Von Frömmigkeit der Muslime beeindruckt
Eine Erkundungsreise führt ihn 1883 nach Marokko, 1885 durchquert er die südalgerische Wüste. Ihn faszinieren die Frömmigkeit der Muslime und ihre Gastfreundschaft. "Angesichts dieses Glaubens und von Menschen, die in ständiger Gegenwart Gottes leben, ahnte ich, dass es etwas Größeres und Wahreres geben musste jenseits der Geschäftigkeit der Welt", schreibt er.
Diese Ahnung lässt ihn nicht mehr los. Zurück in Frankreich möchte er mehr über seine eigene Religion erfahren. Doch statt des gewünschten Unterrichts fordert ihn sein späterer geistlicher Begleiter, Abbe Huvelin, auf, zu beichten und sein Leben in Gottes Hand zu legen. Als er spürt, dass es einen Gott gibt, der ihn trotz aller bisherigen Verfehlungen annimmt, möchte er sein ganzes Leben an ihm ausrichten und ihm nachfolgen, "soweit es meine Schwachheit zulässt".

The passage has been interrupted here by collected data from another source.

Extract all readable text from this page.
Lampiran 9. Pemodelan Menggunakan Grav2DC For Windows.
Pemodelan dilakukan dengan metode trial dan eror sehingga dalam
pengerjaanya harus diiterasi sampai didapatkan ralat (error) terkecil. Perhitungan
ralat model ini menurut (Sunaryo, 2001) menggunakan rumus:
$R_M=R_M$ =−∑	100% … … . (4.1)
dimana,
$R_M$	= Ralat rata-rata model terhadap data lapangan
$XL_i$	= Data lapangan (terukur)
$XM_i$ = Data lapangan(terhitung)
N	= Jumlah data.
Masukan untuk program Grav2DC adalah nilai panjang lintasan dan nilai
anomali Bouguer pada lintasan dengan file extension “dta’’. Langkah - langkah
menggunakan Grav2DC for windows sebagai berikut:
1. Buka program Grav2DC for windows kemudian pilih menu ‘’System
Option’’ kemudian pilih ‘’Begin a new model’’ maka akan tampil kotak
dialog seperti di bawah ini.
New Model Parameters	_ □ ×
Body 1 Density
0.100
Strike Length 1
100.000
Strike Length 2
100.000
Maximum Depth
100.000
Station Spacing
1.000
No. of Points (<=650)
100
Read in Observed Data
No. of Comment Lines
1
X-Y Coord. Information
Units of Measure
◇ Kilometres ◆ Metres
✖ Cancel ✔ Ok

Eintritt in Trappistenorden
Charles de Foucauld will keine halben Sachen, tritt in den Trappistenorden ein - einen der strengsten Orden der katholischen Kirche überhaupt. Ab 1890 lebt er sieben Jahre als Mönch in Frankreich und Syrien. Doch die Trappisten sind ihm noch nicht radikal genug in der Nachfolge Jesu, seinem "geliebten Bruder und Herrn". Charles zieht es 1897 an den Ursprung Jesu, nach Nazareth, wo er drei Jahre zurückgezogen und meditierend als Diener in einem Klarissenkloster lebt.

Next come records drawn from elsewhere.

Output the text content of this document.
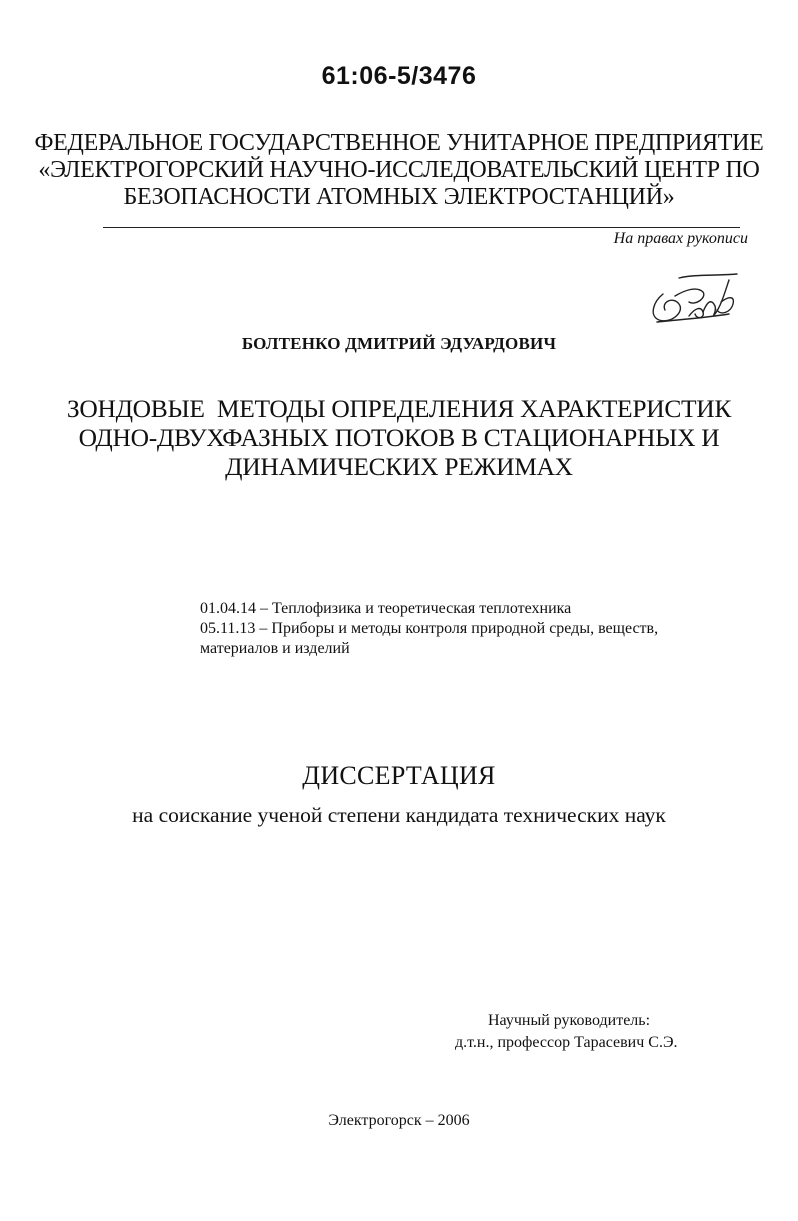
61:06-5/3476
ФЕДЕРАЛЬНОЕ ГОСУДАРСТВЕННОЕ УНИТАРНОЕ ПРЕДПРИЯТИЕ
«ЭЛЕКТРОГОРСКИЙ НАУЧНО-ИССЛЕДОВАТЕЛЬСКИЙ ЦЕНТР ПО
БЕЗОПАСНОСТИ АТОМНЫХ ЭЛЕКТРОСТАНЦИЙ»
На правах рукописи
БОЛТЕНКО ДМИТРИЙ ЭДУАРДОВИЧ
ЗОНДОВЫЕ  МЕТОДЫ ОПРЕДЕЛЕНИЯ ХАРАКТЕРИСТИК
ОДНО-ДВУХФАЗНЫХ ПОТОКОВ В СТАЦИОНАРНЫХ И
ДИНАМИЧЕСКИХ РЕЖИМАХ
01.04.14 – Теплофизика и теоретическая теплотехника
05.11.13 – Приборы и методы контроля природной среды, веществ,
материалов и изделий
ДИССЕРТАЦИЯ
на соискание ученой степени кандидата технических наук
Научный руководитель:
д.т.н., профессор Тарасевич С.Э.
Электрогорск – 2006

Der Gedanke an einen Gott, der wie Jesus dient, statt zu herrschen, berührt ihn. Ein Satz von Abbe Huvelin wird für ihn zur Richtschnur: "Unser Herr hat so sehr den letzten Platz eingenommen, dass ihm niemand diesen Platz streitig machen konnte." Fortan strebt Charles eben jenen "letzten Platz" bei den Armen an, denen er - auch ungeachtet ihrer Religion - ein Bruder und Freund sein möchte.
Leben mit Ausgestoßenen
In Nazareth wird ihm klar, dass er Jesus überall nachfolgen kann. Er möchte fortan an einem Ort leben, wo er mit Ausgestoßenen und Außenseitern als Bruder leben und sich nützlich machen kann. In der westalgerischen Oasenstadt Beni Abbes errichtet Charles 1901 zunächst eine Einsiedelei, hofft auf Mitstreiter - wegen seines sehr asketischen Lebens aber vergeblich. Vier Jahre später zieht er zu den Tuareg ins südalgerische Hoggar-Gebirge, um im Sinne Jesu solidarisch, ganz bei den Ärmsten zu leben.

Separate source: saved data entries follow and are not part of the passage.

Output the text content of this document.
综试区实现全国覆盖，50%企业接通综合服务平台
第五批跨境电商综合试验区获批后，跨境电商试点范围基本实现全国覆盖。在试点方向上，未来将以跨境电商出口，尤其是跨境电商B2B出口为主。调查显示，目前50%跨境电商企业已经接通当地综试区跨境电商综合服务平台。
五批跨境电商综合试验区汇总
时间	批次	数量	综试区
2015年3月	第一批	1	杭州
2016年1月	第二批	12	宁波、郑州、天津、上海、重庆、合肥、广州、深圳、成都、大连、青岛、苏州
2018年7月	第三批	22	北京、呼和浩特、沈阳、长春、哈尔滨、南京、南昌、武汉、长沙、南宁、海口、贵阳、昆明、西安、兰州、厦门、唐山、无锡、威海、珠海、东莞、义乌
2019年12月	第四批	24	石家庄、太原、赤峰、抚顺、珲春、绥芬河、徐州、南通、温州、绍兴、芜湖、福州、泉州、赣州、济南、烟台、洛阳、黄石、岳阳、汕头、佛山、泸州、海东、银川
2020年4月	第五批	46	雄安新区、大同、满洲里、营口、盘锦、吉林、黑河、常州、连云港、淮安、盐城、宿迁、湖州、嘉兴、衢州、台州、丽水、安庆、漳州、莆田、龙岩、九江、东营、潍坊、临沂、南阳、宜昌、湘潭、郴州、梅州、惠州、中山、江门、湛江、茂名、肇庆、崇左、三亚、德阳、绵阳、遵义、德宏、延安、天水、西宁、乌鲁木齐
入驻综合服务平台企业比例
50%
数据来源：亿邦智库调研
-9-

Der Erste Weltkrieg erreicht 1916 auch Südalgerien. In den Wirren wird der Trappist, der sich nun Charles de Jesus nennt - Bruder Karl von Jesus -, am 1. Dezember überfallen und erschossen. Die Gründung einer eigenen kleinen Gemeinschaft, die ihm vorschwebte, erlebt er nicht mehr.
"Bruder aller Menschen"
Charles de Foucaulds Lebensstil sei so extrem und unnachahmlich gewesen, "dass kein Zweiter so leben kann", schreibt Andreas Knapp vom Orden der "Kleinen Brüder vom Evangelium. Das Leben de Foucaulds inspiriert und hallt gleichwohl nach: Nach seinem Tod entstanden mehrere Gemeinschaften - neun allein im deutschsprachigen Raum -, die ein solidarisches Leben mit den Armen führen. Bis heute wird er Bruder aller Menschen genannt - "frere universel".